With Rail Baltica, the framing of the problem is the same. If we only ask how many people will travel from Riga to Tallinn or from Tallinn to Warsaw tomorrow, we are asking too small a question. We must instead ask: what companies, logistics flows, industrial parks, and supply chains could emerge once the Baltic states are finally connected to the heart of Europe via a standard-gauge rail corridor?
Baltijas ceļš and Rail Baltica
Baltic cooperation is spoken of often — we share history, security, a European future. Yet neighbourly relations do not live on festive speeches alone. When the Estonian armed forces participated in liberating Latvian territory from the Landeswehr during the War of Independence, was that necessarily a convenient decision? Was the Baltic Chain (Baltijas ceļš) anyone’s private interest? It was not.
Those remarkable joint efforts stemmed from a broader understanding that the Baltic states are stronger together than apart. We are bound by a shared security and transport space.
Rail Baltica is not the Baltic Chain, but the principle is similar: at certain strategic moments, the Baltic states cannot think only of themselves. If the backbone breaks in the middle, we all become weaker.
An entrepreneur looks at all this very practically. A connection either creates a market or it doesn’t; a terminal either brings cargo or it doesn’t; a delivery time either improves or it doesn’t; and an investor either comes or goes elsewhere.

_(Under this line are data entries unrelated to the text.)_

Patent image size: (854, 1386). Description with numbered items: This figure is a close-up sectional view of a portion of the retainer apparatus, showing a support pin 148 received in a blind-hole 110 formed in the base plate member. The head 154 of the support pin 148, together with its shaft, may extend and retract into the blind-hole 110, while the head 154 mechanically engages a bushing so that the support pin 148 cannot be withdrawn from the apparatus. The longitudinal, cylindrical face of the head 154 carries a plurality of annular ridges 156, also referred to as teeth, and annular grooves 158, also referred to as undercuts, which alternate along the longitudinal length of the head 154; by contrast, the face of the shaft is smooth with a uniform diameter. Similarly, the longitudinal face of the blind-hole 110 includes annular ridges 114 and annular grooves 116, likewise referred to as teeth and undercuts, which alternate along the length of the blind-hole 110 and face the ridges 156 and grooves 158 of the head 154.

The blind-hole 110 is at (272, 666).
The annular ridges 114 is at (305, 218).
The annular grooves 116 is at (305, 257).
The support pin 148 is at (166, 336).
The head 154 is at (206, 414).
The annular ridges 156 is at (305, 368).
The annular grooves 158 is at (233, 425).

Rail Baltica Business Network has, over more than ten years of operation, brought together the region’s major shippers, logistics companies, railway enterprises, ports, terminal operators, and other businesses for whom Rail Baltica represents a real opportunity and a multiplier for their operations.
For our business network’s members, the added value accompanying RB is clear and credible. Beyond the question of travelling to Riga, there is an additional dimension: can the Baltic economic space offer a new logistics connection between Central Europe, the Nordic region, Mediterranean ports, and local markets? Simple business logic.
Three questions for Latvia
The 2015 Rail Baltica disputes taught me one thing: Baltic cooperation is not automatic. I can see now that it has to be built anew each time.
I would like to put three simple questions to Latvia. First: when will the final financing decision be made? Second: what is a realistic timeline — not a political wishful dream? And third: does Latvia accept Rail Baltica as a unified international corridor, or does it wish to continue operating within the logic of a national railway?
If Latvia wants to be the heart of Rail Baltica, it needs to demonstrate that through decisions. If Latvia does not want or cannot cooperate with its northern neighbours, Estonia must draw its own conclusions. It is not fair to talk about a European overland corridor while at the same time letting Estonia build a new railway up against Latvian protected nature areas for another ten years in the hope that something will eventually materialise.
In that case, Estonians will have to choose a different route and connect to Europe through ports, shipping, Finland-oriented logistics, and the sea.
That scenario is not an outright catastrophe, but it would mean working toward an entirely different strategy. It would also stand as an example of the greatest failure of Baltic cooperation in the past hundred years.